From a 16-year-old’s Prototype to Scalable Impact with Aqua Solutions

Written by Allen Chafa


In 2013, at the age of 16, I stood beside a handmade, solar powered well prototype at my secondary school in Harare, Zimbabwe. A local newspaper called it “innovative,” but for me, it was about survival. Following the country’s 2008 cholera outbreak, which claimed over 4,000 lives, access to safe water became a matter of life and death. Building that system was not just a science project but a desperate response to the systemic collapse. That makeshift system taught me a fundamental lesson: real problems do not wait for perfect solutions. While formal engineering education provided me with the tools to optimise and refine, that crude prototype taught me the weight of responsibility. This blend of lived experience and formal training sparked a question that has guided my work ever since: What kind of engineer do I want to become?

A decade later, this question led me to co-found Aqua Solutions, a venture that develops affordable, real-time water purification systems for underserved communities.

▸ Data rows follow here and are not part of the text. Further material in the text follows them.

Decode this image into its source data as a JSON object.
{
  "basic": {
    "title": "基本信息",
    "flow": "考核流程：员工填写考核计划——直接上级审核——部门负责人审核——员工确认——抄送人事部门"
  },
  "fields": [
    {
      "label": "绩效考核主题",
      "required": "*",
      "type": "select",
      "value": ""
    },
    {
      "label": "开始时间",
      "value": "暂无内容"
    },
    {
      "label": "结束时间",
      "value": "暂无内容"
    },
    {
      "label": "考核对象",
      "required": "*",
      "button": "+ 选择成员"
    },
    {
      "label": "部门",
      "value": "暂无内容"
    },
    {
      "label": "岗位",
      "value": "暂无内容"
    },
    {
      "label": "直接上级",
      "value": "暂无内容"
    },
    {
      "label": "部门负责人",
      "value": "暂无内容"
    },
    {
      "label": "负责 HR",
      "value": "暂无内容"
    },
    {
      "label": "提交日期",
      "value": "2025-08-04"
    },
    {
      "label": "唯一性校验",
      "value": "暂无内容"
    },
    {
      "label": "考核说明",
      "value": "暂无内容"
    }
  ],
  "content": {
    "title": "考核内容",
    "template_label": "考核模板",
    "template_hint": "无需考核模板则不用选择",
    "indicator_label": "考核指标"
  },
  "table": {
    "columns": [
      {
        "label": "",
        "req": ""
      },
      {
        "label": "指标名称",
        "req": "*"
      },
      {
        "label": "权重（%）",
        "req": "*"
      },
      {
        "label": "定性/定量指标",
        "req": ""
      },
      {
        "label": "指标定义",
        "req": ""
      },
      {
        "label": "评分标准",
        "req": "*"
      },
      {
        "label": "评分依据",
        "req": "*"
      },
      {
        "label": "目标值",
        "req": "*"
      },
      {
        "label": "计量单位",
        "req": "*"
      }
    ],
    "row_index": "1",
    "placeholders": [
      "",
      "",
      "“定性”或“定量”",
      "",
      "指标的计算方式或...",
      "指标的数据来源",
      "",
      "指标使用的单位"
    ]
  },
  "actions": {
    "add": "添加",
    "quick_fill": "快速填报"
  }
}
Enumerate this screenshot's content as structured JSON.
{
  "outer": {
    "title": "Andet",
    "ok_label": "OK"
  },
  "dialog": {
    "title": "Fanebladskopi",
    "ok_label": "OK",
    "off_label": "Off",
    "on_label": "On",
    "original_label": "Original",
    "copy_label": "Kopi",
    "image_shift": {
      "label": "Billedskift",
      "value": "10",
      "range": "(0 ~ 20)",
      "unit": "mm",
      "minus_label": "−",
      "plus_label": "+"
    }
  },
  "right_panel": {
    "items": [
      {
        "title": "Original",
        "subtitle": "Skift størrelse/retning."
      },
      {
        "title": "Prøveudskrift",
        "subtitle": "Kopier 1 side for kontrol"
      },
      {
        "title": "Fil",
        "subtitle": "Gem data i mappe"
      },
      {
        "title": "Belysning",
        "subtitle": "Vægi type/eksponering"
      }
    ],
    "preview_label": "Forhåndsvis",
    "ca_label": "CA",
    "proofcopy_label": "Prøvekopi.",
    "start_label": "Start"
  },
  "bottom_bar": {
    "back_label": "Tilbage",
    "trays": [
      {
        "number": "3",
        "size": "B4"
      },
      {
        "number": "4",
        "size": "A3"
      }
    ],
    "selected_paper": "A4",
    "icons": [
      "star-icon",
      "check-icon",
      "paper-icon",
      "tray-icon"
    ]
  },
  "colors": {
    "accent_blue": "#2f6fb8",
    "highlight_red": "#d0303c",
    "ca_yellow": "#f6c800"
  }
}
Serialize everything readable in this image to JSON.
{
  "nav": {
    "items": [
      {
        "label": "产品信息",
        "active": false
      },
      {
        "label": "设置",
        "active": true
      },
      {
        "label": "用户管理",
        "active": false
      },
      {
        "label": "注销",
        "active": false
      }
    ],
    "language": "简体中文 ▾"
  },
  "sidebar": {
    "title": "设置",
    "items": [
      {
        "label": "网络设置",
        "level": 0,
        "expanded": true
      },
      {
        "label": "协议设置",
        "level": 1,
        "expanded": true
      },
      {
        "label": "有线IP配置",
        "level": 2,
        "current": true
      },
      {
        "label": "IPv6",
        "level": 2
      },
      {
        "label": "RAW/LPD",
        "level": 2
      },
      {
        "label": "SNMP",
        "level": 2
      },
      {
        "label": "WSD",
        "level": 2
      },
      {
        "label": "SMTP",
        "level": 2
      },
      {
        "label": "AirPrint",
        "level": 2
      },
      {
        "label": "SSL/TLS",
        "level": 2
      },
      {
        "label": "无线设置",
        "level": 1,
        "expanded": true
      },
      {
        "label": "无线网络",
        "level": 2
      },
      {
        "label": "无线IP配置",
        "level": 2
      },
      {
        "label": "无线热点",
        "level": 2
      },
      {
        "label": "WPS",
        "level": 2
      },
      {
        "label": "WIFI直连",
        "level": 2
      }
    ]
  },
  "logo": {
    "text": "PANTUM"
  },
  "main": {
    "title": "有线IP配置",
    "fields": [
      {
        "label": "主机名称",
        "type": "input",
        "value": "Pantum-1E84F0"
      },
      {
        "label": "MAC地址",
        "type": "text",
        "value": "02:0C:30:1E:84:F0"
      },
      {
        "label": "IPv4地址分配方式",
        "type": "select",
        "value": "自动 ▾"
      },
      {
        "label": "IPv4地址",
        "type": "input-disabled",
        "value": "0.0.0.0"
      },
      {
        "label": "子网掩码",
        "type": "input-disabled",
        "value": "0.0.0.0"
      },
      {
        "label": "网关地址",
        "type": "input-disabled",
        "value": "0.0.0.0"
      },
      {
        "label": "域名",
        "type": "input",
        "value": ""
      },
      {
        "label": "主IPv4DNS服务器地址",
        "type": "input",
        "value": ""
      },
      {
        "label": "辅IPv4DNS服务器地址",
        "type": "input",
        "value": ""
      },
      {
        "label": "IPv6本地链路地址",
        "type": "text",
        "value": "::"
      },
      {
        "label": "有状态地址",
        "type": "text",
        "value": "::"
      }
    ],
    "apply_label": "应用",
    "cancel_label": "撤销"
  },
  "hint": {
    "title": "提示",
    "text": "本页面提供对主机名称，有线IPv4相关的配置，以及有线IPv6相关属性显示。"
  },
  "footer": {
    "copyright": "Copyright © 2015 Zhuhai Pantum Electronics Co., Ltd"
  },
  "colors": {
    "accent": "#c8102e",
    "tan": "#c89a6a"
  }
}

We design infrastructure that is both locally grounded and scalable. At our core, we follow a human-centered design process. Rather than imposing a solution, we collaborate directly with communities, engaging users to shape the system's implementation. In early trials, we discovered that maintaining water quality post-purification required more than technical precision; it had to align with daily practices. We collaborated with residents to introduce simple, adapted routines for safeguarding water during storage and use. The results were powerful. Our solution now serves three peri-urban communities, reaching more than 250 households, and users have reported a 40% reduction in the time spent collecting water. In Epworth, one mother shared, “For the first time, I do not have to boil water to feel safe giving it to my child.”

This tangible impact on the ground and the stories from the communities we serve led to prestigious recognition from the Royal Academy of Engineering and the Zimbabwe Institution of Engineers. This endorsement gave us the confidence to critically assess our operations for the next stage of growth. We identified that to scale our impact effectively; we needed to strengthen our business model – a challenge that led to a crucial turning point when we joined the King’s Entrepreneurship Lab. The program pushed us to articulate our work not only as a social mission but also as a viable commercial proposition. We developed a clear impact measurement framework tied directly to our revenue streams, ensuring that our social purpose was core to our operations. Through Pitch@Kings sessions, we sharpened our ability to speak to different audiences, from peers to investors, and the Weekly Brunches brought us into conversation with industry leaders, whose stories offered inspiration and pushed us to think bigger. This preparation, along with an immersive social venture residential with the Mastercard Foundation Scholars Program, proved critical in connecting us with entrepreneurs facing similar scaling challenges across Africa and providing us with frameworks we could immediately apply. The skills we gained allowed us to present our mission with newfound clarity and confidence, ultimately leading us to a runner-up position in the Mastercard Foundation Entrepreneurship Prize. The accompanying funding is instrumental in furthering our mission and expanding our reach.

Today, water insecurity in Harare reflects a broader crisis across sub-Saharan Africa. Over 400 million people in the region still lack access to basic drinking water, and the gap is widening as urban populations grow by 4–5% annually in many cities. Centralised systems are struggling to keep pace, particularly in informal and peri-urban areas, where infrastructure investment often lags behind the need. In this context, decentralised technologies like ours offer a critical bridge. At Aqua Solutions, we are expanding our platform to address diverse water challenges, from industrial effluent monitoring and aquaculture to food safety. Our ambition is to build equitable and resilient infrastructure that responds to how people live – with integrity, accessibility, and systems thinking. 

I often think back to that moment in 2013, when I was holding salvaged solar panels together with tape. That prototype showed me that innovation begins with necessity and that engineering without social purpose is inadequate. It taught me that sustainability is not a fixed goal but a way of working. I now have an answer to the question that I asked myself a decade ago. I am the kind of engineer who listens before building, designs with complexity in mind, and works so that no one has to engineer a basic human right for themselves at 16.


Allen Chafa is a Mastercard Foundation Scholar and an MPhil student in Engineering for Sustainable Development at the University of Cambridge, where he is a member of Girton College. He holds an MSc in Advanced Engineering Management from the University of Birmingham. His research focuses on the intersection of engineering, innovation, and sustainability, with particular interest in how early-stage ventures navigate sustainability during technical and product design under conditions of constraint and uncertainty. He is the co-founder of Aqua Solutions, a social enterprise that tackles water insecurity in Zimbabwe through smart, real-time water quality monitoring and control systems. Allen’s contributions have been recognised by several organisations, including the Royal Academy of Engineering’s Africa Prize for Engineering Innovation, the Mastercard Foundation Entrepreneurship Prize, the Zimbabwe Institution of Engineers Award, and AFBE-UK’s Next Big Idea.